§ 60. Sir J. Mellor
asked the Secretary of State for the Home Department what arrangements have been made for recording evidence of broadcasts under enemy auspices by British subjects with a view to their prosecution as soon as they can be brought to justice?
§ The Under-Secretary of State for the Home Department (Mr. Peake)
Yes, Sir, such broadcasts are recorded and my right hon.
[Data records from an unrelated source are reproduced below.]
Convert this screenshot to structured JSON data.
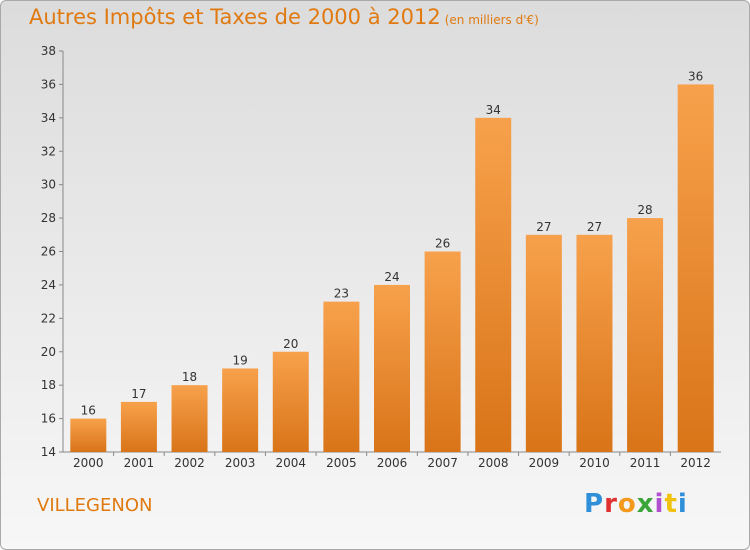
{
  "header": {
    "title": "Autres Impôts et Taxes de 2000 à 2012",
    "unit": "(en milliers d'€)"
  },
  "footer": {
    "place": "VILLEGENON",
    "logo_letters": [
      "P",
      "r",
      "o",
      "x",
      "i",
      "t",
      "i"
    ]
  },
  "colors": {
    "accent": "#e07a10",
    "bar_top": "#f7a14c",
    "bar_bottom": "#d97418"
  },
  "chart_data": {
    "type": "bar",
    "title": "Autres Impôts et Taxes de 2000 à 2012",
    "xlabel": "",
    "ylabel": "",
    "categories": [
      "2000",
      "2001",
      "2002",
      "2003",
      "2004",
      "2005",
      "2006",
      "2007",
      "2008",
      "2009",
      "2010",
      "2011",
      "2012"
    ],
    "values": [
      16,
      17,
      18,
      19,
      20,
      23,
      24,
      26,
      34,
      27,
      27,
      28,
      36
    ],
    "ylim": [
      14,
      38
    ],
    "yticks": [
      14,
      16,
      18,
      20,
      22,
      24,
      26,
      28,
      30,
      32,
      34,
      36,
      38
    ],
    "grid": false,
    "data_labels": true
  }
}
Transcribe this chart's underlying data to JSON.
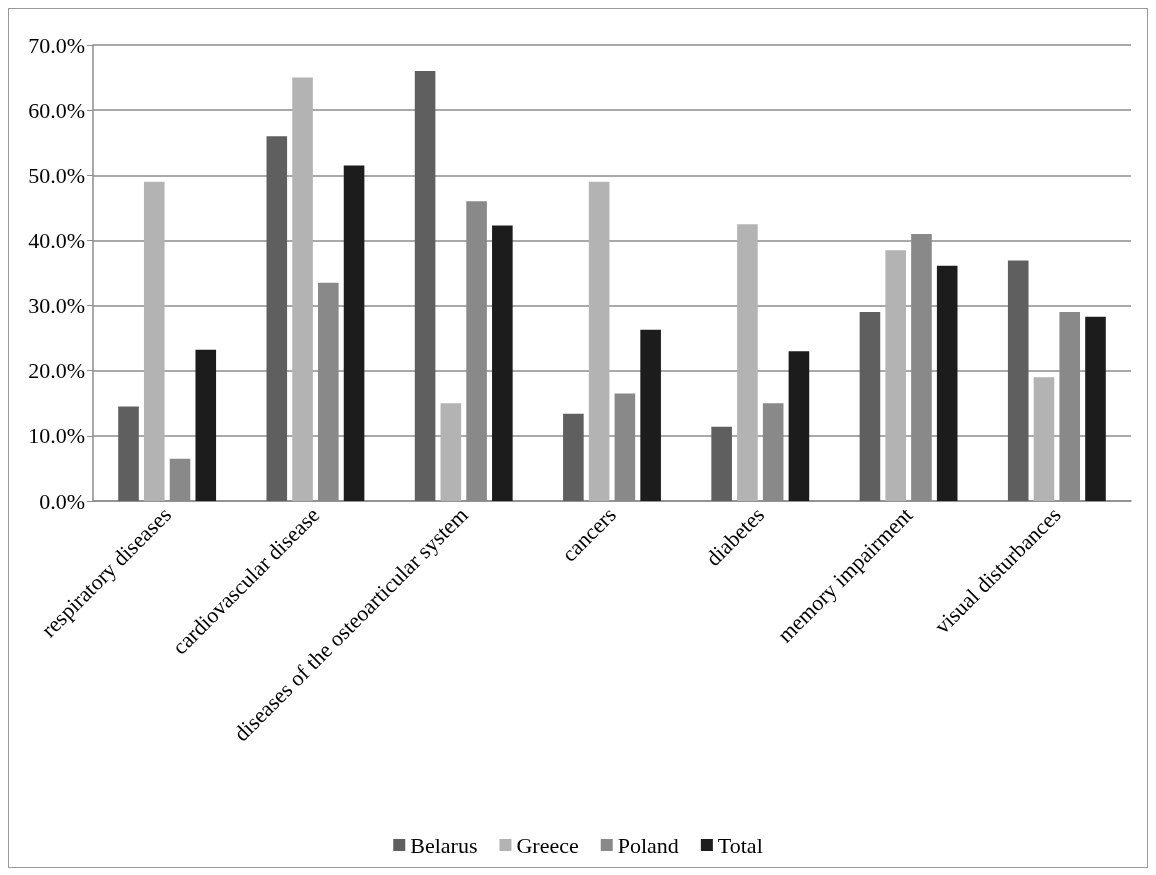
{
  "chart_data": {
    "type": "bar",
    "categories": [
      "respiratory diseases",
      "cardiovascular disease",
      "diseases of the osteoarticular system",
      "cancers",
      "diabetes",
      "memory impairment",
      "visual disturbances"
    ],
    "series": [
      {
        "name": "Belarus",
        "color": "#5f5f5f",
        "values": [
          14.5,
          56,
          66,
          13.4,
          11.4,
          29,
          36.9
        ]
      },
      {
        "name": "Greece",
        "color": "#b3b3b3",
        "values": [
          49,
          65,
          15,
          49,
          42.5,
          38.5,
          19
        ]
      },
      {
        "name": "Poland",
        "color": "#898989",
        "values": [
          6.5,
          33.5,
          46,
          16.5,
          15,
          41,
          29
        ]
      },
      {
        "name": "Total",
        "color": "#1c1c1c",
        "values": [
          23.2,
          51.5,
          42.3,
          26.3,
          23,
          36.1,
          28.3
        ]
      }
    ],
    "ylim": [
      0,
      70
    ],
    "yticks": [
      {
        "value": 0,
        "label": "0.0%"
      },
      {
        "value": 10,
        "label": "10.0%"
      },
      {
        "value": 20,
        "label": "20.0%"
      },
      {
        "value": 30,
        "label": "30.0%"
      },
      {
        "value": 40,
        "label": "40.0%"
      },
      {
        "value": 50,
        "label": "50.0%"
      },
      {
        "value": 60,
        "label": "60.0%"
      },
      {
        "value": 70,
        "label": "70.0%"
      }
    ],
    "grid": "y",
    "legend": "bottom"
  }
}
Friend fully shares the view that all practicable steps should be taken for the collection of evidence which might be relevant to prosecutions in the future against any British subject who assists the enemy.
Colonel Arthur Evans
Will the Home Office consider the advisability of broadcasting an appeal, and indeed a warning, to British subjects resident in enemy countries against making any broadcasts which they might be inclined to indulge in as a result of bribery held out by the enemy, so that their position will be quite clear on their return to this country?
§ Sir I. Albery
Will my hon. Friend bear in mind that so few British subjects are liable to do this sort of thing that such a measure is quite unnecessary?
§ Earl Winterton
Will the Government make clear by an Order in Council that these people will be liable to prosecution, whoever they are, whether famous writers or anybody else?
§ Mr. Peake
I think the situation is already perfectly clear. Anybody who assists the enemy by broadcasting in their programmes is obviously liable to prosecution if sufficient evidence can be brought after the war, and it is for the purpose of collecting the evidence that we are taking the steps suggested in my hon. Friend's Question.